23 March 2015

Beware the ‘third year boom and fourth year bust” – the small business curse.

Businessman using binoculars, money reflected in the lens

An unusual business phenomenon that I have observed is the third-year boom and fourth-year bust. Once I became aware of it, I started to notice how real it was (and how common it was). The first year of business is generally pretty hard but exciting. It’s the year where you jump for joy when you get your first customer or the first big contract and at the same time bite your nails wondering how to pay the electricity bill. It’s a year that goes by quickly because there is so much happening.

Assuming that you have made it through the first year, the second year starts and you are a lot smarter. You have made a few mistakes, lost some money, done some great work and some that you might like to forget. Financially it’s still hard, but you can see light at the end of the tunnel. Towards the end of the second year you start to notice that there is always a little more money left in the bank account at the end of the week, and you seem to be getting more and more customers because word of mouth is starting to spread about just how wonderful your business is. At the same time, you are tired and stressed because it’s been a hard two years.

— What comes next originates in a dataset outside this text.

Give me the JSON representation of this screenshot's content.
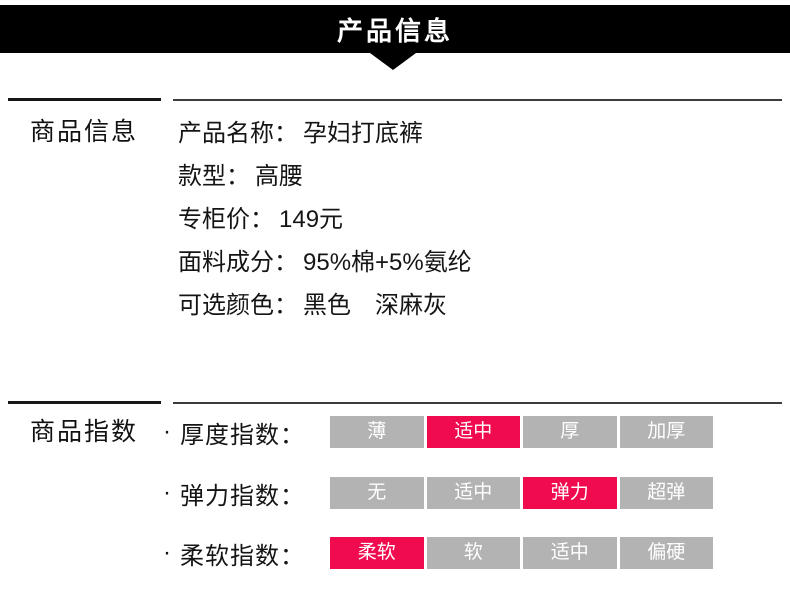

You are into the third year and business starts to boom. At the end of the week there is a lot of money left in the account and you can now start to reward yourself. Perhaps you buy yourself a new car, maybe even a new house, maybe a good holiday. While you are busy spending this money, phone calls aren’t being returned, customers are starting to leave, bills aren’t getting paid and you don’t notice.

As you start the fourth year, your attention is shockingly brought back to the business when the tow truck pulls away with your shiny new sports car. At about the same time, the bank rings to say that your account is overdrawn, creditors are ringing for overdue accounts, the tax man comes knocking on the door and then, it all comes crashing down. Finally the business goes bust.

I’m not saying that every business goes through this cycle, but if you keep an eye out you will notice that it happens a lot. If you wake up one day, pay all of your bills and find that there is money left over, be careful, be very careful, because you might just be entering the third year boom – and now we know what that leads to!